A Campanha do Agasalho de Bauru-2005, lançada na semana passada, já descartou o recolhimento casa-a-casa devido ao seu alto custo e baixos resultados, e focou sua principal linha de atuação na definição de postos de coleta espalhados por toda a cidade.
No entanto, algumas ações isoladas chamaram a atenção dos participantes da reunião da última quarta-feira que definiu os parâmetros da campanha em Bauru. A titular da Secretaria do Bem Estar Social (Sebes), Egli Muniz, declarou-se “entusiasmada” em especial com iniciativas adotadas por duas entidades públicas: a Universidade de São Paulo (USP) e a Companhia Paulista de Transmissão de Energia (CTEEP).
Apesar de adotarem o “modus operandi” tradicional de postos de coleta, as duas “estatais” agregaram às suas campanhas do agasalho novas estratégias que apresentaram resultados surpreendentes. No caso da USP, a iniciativa que ganhou o sugestivo nome de “Corrente do Bem” consiste em arrecadar dinheiro diretamente no universo de funcionários do complexo para comprar cobertores novos.
Segundo a assistente social da prefeitura do câmpus da USP-Bauru, Christine Habib, coordenadora da “Corrente”, o objetivo da ação é envolver todas as unidades uspianas (Centrinho, Faculdade de Odontologia e prefeitura do campus), o que representa cerca de 1.000 funcionários.
A “Corrente” propõe contribuições em dinheiro de R$ 4,00, através de um documento próprio, valor com o qual é possível a aquisição de um cobertor novo. Habib explica que, quase por acaso, tomou conhecimento de uma empresa na Capital que fabrica cobertores especialmente para as campanhas do agasalho a este valor.
“As caixas de coleta já estão consolidadas, vão continuar instaladas, mas com esta ação (a Corrente do Bem) criamos um diferencial de criatividade que deu bons resultados”, comenta a assistente social. Ela lembra ainda que a campanha do agasalho da USP, coordenada em nível estadual por Constantina Carmem Melfi, esposa do reitor da universidade, arrecadou ainda cerca de uma tonelada de peças nas caixas de coleta, apenas em Bauru.
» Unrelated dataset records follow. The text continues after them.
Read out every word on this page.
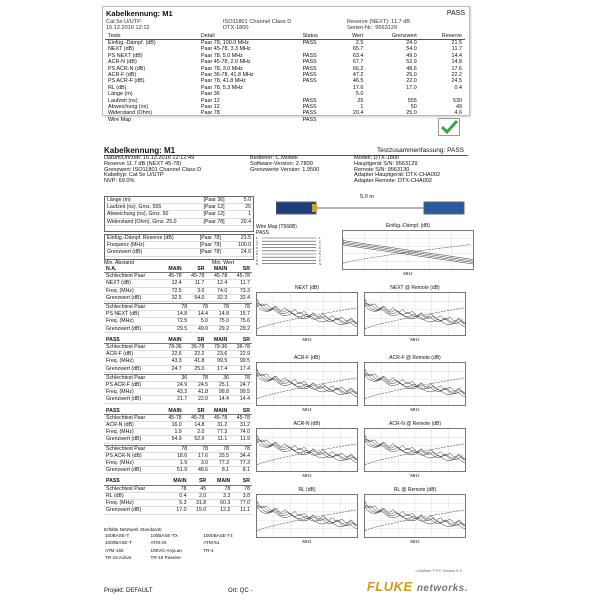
Kabelkennung: M1	PASS
Cat 5e U/UTP
15.12.2016 12:12
ISO11801 Channel Class D
DTX-1800
Reserve (NEXT): 11.7 dB
Serien-Nr.: 9563129
Tests	Detail	Status	Wert	Grenzwert	Reserve
Einfüg.-Dämpf. (dB)	Paar 78, 100.0 MHz	PASS	2.5	24.0	21.5
NEXT (dB)	Paar 45-78, 3.3 MHz		65.7	54.0	11.7
PS NEXT (dB)	Paar 78, 5.0 MHz	PASS	63.4	49.0	14.4
ACR-N (dB)	Paar 45-78, 2.0 MHz	PASS	67.7	52.9	14.8
PS ACR-N (dB)	Paar 78, 3.0 MHz	PASS	66.2	48.6	17.6
ACR-F (dB)	Paar 36-78, 41.8 MHz	PASS	47.2	25.0	22.2
PS ACR-F (dB)	Paar 78, 41.8 MHz	PASS	46.5	22.0	24.5
RL (dB)	Paar 78, 5.3 MHz		17.6	17.0	0.4
Länge (m)	Paar 36		5.0		
Laufzeit (ns)	Paar 12	PASS	25	555	530
Abweichung (ns)	Paar 12	PASS	1	50	49
Widerstand (Ohm)	Paar 78	PASS	20.4	25.0	4.6
Wire Map		PASS			
Kabelkennung: M1	Testzusammenfassung: PASS
Datum/Uhrzeit: 15.12.2016 12:12:49
Reserve 11.7 dB (NEXT 45-78)
Grenzwert: ISO11801 Channel Class D
Kabeltyp: Cat 5e U/UTP
NVP: 69.0%
Bediener: C.Mottek
Software-Version: 2.7800
Grenzwerte Version: 1.9500
Modell: DTX-1800
Hauptgerät S/N: 9563129
Remote S/N: 9563130
Adapter Hauptgerät: DTX-CHA002
Adapter Remote: DTX-CHA002
Länge (m)	[Paar 36]	5.0
Laufzeit (ns), Grnz. 555	[Paar 12]	25
Abweichung (ns), Grnz. 50	[Paar 12]	1
Widerstand (Ohm), Grnz. 25.0	[Paar 78]	20.4
5.0 m
Einfüg.-Dämpf. Reserve (dB)	[Paar 78]	21.5
Frequenz (MHz)	[Paar 78]	100.0
Grenzwert (dB)	[Paar 78]	24.0
Min. Abstand	Min. Wert
Wire Map (T568B)
PASS
1	1
2	2
3	3
6	6
4	4
5	5
7	7
8	8
S	S
N.A.	MAIN	SR	MAIN	SR
Schlechtest Paar	45-78	45-78	45-78	45-78
NEXT (dB)	12.4	11.7	12.4	11.7
Freq. (MHz)	72.5	3.0	74.0	73.3
Grenzwert (dB)	32.5	54.0	32.3	32.4

Schlechtest Paar	78	78	78	78
PS NEXT (dB)	14.8	14.4	14.8	15.7
Freq. (MHz)	72.5	5.0	75.0	75.6
Grenzwert (dB)	29.5	49.0	29.2	29.2
PASS	MAIN	SR	MAIN	SR
Schlechtest Paar	78-36	36-78	78-36	36-78
ACR-F (dB)	22.6	22.2	23.6	22.9
Freq. (MHz)	43.3	41.8	99.5	99.5
Grenzwert (dB)	24.7	25.0	17.4	17.4

Schlechtest Paar	36	78	36	78
PS ACR-F (dB)	24.9	24.5	25.1	24.7
Freq. (MHz)	43.3	41.8	99.8	99.5
Grenzwert (dB)	21.7	22.0	14.4	14.4
PASS	MAIN	SR	MAIN	SR
Schlechtest Paar	45-78	45-78	45-78	45-78
ACR-N (dB)	16.0	14.8	31.2	31.2
Freq. (MHz)	1.9	2.0	77.3	74.0
Grenzwert (dB)	54.9	52.9	11.1	11.9

Schlechtest Paar	78	78	78	78
PS ACR-N (dB)	18.6	17.6	33.5	34.4
Freq. (MHz)	1.9	3.0	77.3	77.3
Grenzwert (dB)	51.9	48.6	8.1	8.1
PASS	MAIN	SR	MAIN	SR
Schlechtest Paar	78	45	78	78
RL (dB)	0.4	2.0	3.3	3.8
Freq. (MHz)	5.3	31.8	60.3	77.0
Grenzwert (dB)	17.0	15.0	12.2	11.1
Erfüllte Netzwerk Standards:
100BASE-T	100BASE-TX	1000BASE-T4
1000BASE-T	ATM-25	ATM-51
ATM-155	100VG-AnyLan	TR-4
TR-16 Active	TR-16 Passive	
Einfüg.-Dämpf. (dB)
MHz
NEXT (dB)
MHz
NEXT @ Remote (dB)
MHz
ACR-F (dB)
MHz
ACR-F @ Remote (dB)
MHz
ACR-N (dB)
MHz
ACR-N @ Remote (dB)
MHz
RL (dB)
MHz
RL @ Remote (dB)
MHz
Projekt: DEFAULT	Ort: QC -
LinkWare™ PC Version 9.X
FLUKE networks.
A iniciativa da “Corrente” deu tão certo que acabou envolvendo até o projeto da USP para a terceira idade, com a instituição do “Dia da Doçura”. Na ocasião, os participantes do projeto doaram doces e salgados que foram vendidos a R$ 1,00, dinheiro que também acabou revertido para a compra de cobertores novos. Para este ano, a segunda edição da “Corrente do Bem”, com o auxílio da “Dia da Doçura”, espera superar os cerca de 600 cobertores comprados no ano passado.
Habib apóia a iniciativa de uma coordenação única, principalmente no trabalho de distribuição dos donativos. “Tanto a Sebes quanto o Fundo (Social de Solidariedade) são os órgãos máximos capazes de indicar, através de seus cadastros, quem mais precisa das doações”, diz.
Voluntariado
Na CTEEP, o que chamou a atenção dos presentes à reunião de quarta-feira foi, além dos bons resultados da campanha, o cuidado na preparação do material arrecadado em diversas caixas de coleta que são distribuídas por rede de parceiros da empresa.
Depois de receber os donativos, os funcionários da CTEEP, de forma espontânea e voluntária, sem gerar qualquer ônus financeiro para a empresa, se mobilizam para embalar uma a uma as peças e catalogá-las com etiquetas que indicam o tipo e o tamanho.
Em 2004, o resultado da coleta em pontos distribuídos por 12 empresas parceiras foi de quase 14 mil peças apenas em Bauru. “Ainda fazemos rifas e sorteios internos para suprir a campanha”, conta o assistente administrativo João Valdemar de Oliveira, um dos coordenadores da ação.
Ele lembra que a iniciativa, adotada em nível estadual em todas as unidades da CTEEP, vem se aprimorando com o passar dos anos, com resultados crescentes: em 2002, foram arrecadadas 52.500 peças, número que pulou para 151,4 mil em 2003 e para 288,7 mil no ano passado.
“Nossa meta estadual é superar a marca de 288 mil atingida em 2004”, diz Oliveira, que também elogiou a iniciativa da Sebes em coordenar a distribuição para evitar duplicidade de atendimento. “Nossos parceiros têm liberdade para indicar o destino de suas coletas, mas a coordenação (da Sebes) é positiva pois agora ela será informada sobre quem recebeu a doação”, completa.